A review by gschwabauer
Trace by Pat Cummings

2.0

Any girl, anywhere in the story: (Does or says something, no matter how common)
Trace: "I guess I just have to come to terms with the fact that I will NEVER UNDERSTAND GIRLS."

Seriously, I get that I have a sore spot around these kinds of remarks, but there were like 10-12 of them! It was constant! I was so confused--the story is trying to bring awareness to the suffering of young black children in the 1860s through a ghost story centered around a forgotten historical tragedy (brilliant idea and I was ready to love it) but then the sexism is just...relentless. The narrative makes fun of the teacher over and over for being fat and for I guess having a cold one day? Trace seems to have a crush on every unrelated female who enters the story except one girl who is repeatedly framed as "childish" because I guess she's kind of unusual and not taken seriously even though she's their peer. They do become friends, but it feels like Trace is always affectionately laughing at her inside, which I guess works if you're watching your three-year-old child do something weird at a family picnic like "I'm not sure why he does that flamingo dance but we love him the way he is!" but just comes across as condescending between same-aged peers.

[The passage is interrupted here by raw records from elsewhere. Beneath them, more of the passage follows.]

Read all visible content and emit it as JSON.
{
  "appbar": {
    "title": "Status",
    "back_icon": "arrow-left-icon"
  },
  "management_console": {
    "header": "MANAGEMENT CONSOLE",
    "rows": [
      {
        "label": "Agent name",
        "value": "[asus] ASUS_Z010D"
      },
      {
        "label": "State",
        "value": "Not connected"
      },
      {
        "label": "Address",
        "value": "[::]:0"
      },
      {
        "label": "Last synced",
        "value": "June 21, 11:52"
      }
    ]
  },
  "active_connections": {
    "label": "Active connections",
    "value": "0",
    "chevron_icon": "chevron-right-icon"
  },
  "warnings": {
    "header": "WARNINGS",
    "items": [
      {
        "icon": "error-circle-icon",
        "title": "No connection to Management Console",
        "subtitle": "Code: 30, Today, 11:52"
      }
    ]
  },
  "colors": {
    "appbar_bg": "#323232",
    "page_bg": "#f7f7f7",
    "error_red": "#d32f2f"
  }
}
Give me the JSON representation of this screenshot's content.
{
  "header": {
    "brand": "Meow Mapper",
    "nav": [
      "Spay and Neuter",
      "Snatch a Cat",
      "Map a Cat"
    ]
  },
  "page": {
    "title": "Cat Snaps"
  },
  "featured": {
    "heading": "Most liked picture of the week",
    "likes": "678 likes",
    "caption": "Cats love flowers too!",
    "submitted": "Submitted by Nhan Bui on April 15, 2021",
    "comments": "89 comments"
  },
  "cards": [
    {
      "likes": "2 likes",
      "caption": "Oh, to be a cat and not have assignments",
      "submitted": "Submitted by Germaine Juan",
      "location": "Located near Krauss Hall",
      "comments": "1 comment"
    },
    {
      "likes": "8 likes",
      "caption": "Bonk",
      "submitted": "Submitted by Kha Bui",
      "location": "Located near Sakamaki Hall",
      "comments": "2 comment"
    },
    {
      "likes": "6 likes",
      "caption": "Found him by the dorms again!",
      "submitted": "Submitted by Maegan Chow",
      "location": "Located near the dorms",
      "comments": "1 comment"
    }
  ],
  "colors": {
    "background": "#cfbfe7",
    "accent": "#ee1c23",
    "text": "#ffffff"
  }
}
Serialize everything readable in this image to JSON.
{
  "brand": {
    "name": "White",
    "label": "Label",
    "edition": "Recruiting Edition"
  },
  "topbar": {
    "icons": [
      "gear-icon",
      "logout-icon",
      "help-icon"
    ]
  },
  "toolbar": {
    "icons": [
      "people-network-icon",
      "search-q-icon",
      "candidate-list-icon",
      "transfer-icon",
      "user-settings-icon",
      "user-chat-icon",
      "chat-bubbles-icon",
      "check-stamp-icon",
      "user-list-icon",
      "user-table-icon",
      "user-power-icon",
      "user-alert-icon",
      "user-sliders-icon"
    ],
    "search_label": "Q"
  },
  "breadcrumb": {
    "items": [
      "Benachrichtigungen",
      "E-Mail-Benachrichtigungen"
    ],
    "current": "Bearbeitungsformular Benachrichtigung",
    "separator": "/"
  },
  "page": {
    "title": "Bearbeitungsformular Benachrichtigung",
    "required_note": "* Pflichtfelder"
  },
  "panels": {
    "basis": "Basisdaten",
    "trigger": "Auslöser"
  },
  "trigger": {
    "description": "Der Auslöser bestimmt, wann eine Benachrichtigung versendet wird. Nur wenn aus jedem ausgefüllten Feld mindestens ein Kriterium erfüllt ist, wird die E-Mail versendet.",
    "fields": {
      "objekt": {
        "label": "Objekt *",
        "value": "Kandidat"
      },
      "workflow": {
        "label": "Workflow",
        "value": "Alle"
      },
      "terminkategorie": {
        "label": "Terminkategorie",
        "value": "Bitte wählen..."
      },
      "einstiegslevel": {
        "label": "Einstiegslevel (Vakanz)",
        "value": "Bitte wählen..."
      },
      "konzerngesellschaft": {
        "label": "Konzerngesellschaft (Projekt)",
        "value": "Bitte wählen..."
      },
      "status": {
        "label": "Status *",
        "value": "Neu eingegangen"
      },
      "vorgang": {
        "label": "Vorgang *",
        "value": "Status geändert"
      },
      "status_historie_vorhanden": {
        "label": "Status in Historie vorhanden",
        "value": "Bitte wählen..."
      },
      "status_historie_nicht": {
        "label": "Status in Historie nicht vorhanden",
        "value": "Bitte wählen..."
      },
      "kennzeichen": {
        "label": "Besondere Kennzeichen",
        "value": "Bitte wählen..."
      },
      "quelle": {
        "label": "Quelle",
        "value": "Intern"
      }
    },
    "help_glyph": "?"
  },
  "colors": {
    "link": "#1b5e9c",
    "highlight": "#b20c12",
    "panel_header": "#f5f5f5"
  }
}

Characters are stereotypes: mean girl classmate the protagonist inexplicably has a crush on who will eventually be won over by his coolness in some dramatic moment, "nerd" girl who literally speaks using lengthy thesaurus terms in every sentence, alleged best friend who is emotionally unavailable the whole time and only exists to become pointlessly outraged for a ridiculous amount of time because Trace (surprise!) left him alone . . . to work on a school project . . . with TWO GIRLS OH GOD HOW COULD TRACE ABANDON HIM LIKE THAT? MAKE HIM SPEAK TO GIRLS LIKE THAT? Certainly an offense worthy of weeks of silence. I kept thinking any of this bizarre girl-themed behavior would be challenged, but no, never. No acknowledgement whatsoever that maybe girls aren't one giant homogenous entity and therefore maybe "I can't predict the exact behavior of every girl I see while barely even knowing them" isn't a big shocker.

And oh man. The consent. It is missing, my friends. Trace has a Moment with a neighbor girl he thinks is pretty, wonders if she's going in for a kiss, accidentally touches lips with her, and then decides to "act confident" and just kiss her for real "just in case" she did it on purpose. And then she just laughs and doesn't care! Even though she says she didn't want to kiss him and was just grabbing something nearby! Later there's a big concert at Trace's house and he gets called onstage to sing with an adult woman who flirts with him repeatedly (?????) kisses him on the cheek repeatedly (?!?!?!) and then kisses him ON THE MOUTH (!!!!!) in front of this living room crowd of adults who know Trace personally and everyone is just cool with it I guess? It's treated like Trace is into it because she's hot and famous and not like the gross predatory overreach that it actually is? I was so agog here I almost didn't finish. And then. And then! The neighbor girl shows up and kisses Trace on the mouth "just as friends" at this same party for . . . whatever? reasons? who the frick knows at this point? Why are so many people randomly kissing each other as a joke?

The concept of this book was so, so cool. Boy trying to heal from the traumatic loss of both parents navigates the rocky road to healing through actual ghost encounters with figures from his own ancient history. That sounds awesome, right? I so wish that most of the story had been about that instead of about Trace's strange personal dramas with characters that just didn't resonate with me. In the end he's just Over It even though he's suffered an earth-shattering loss, and okay, middle grade likes it's hopeful endings, but even the good parts of this book felt like they didn't quite hold together. Trace spent too much time acting detached from the ghost thing. I get it was a coping mechanism, but you can't have your main character go from "eh, I kinda just want to act like it never happened, I have bigger things to worry about" to "ghost plot is happily resolved!" so fast. Random adults got involved, they did half the work anyway, Trace just kinda floated through the story on its surface. I'd love to read a very different version of this idea; this version was a little too casually mean to its entire supporting cast.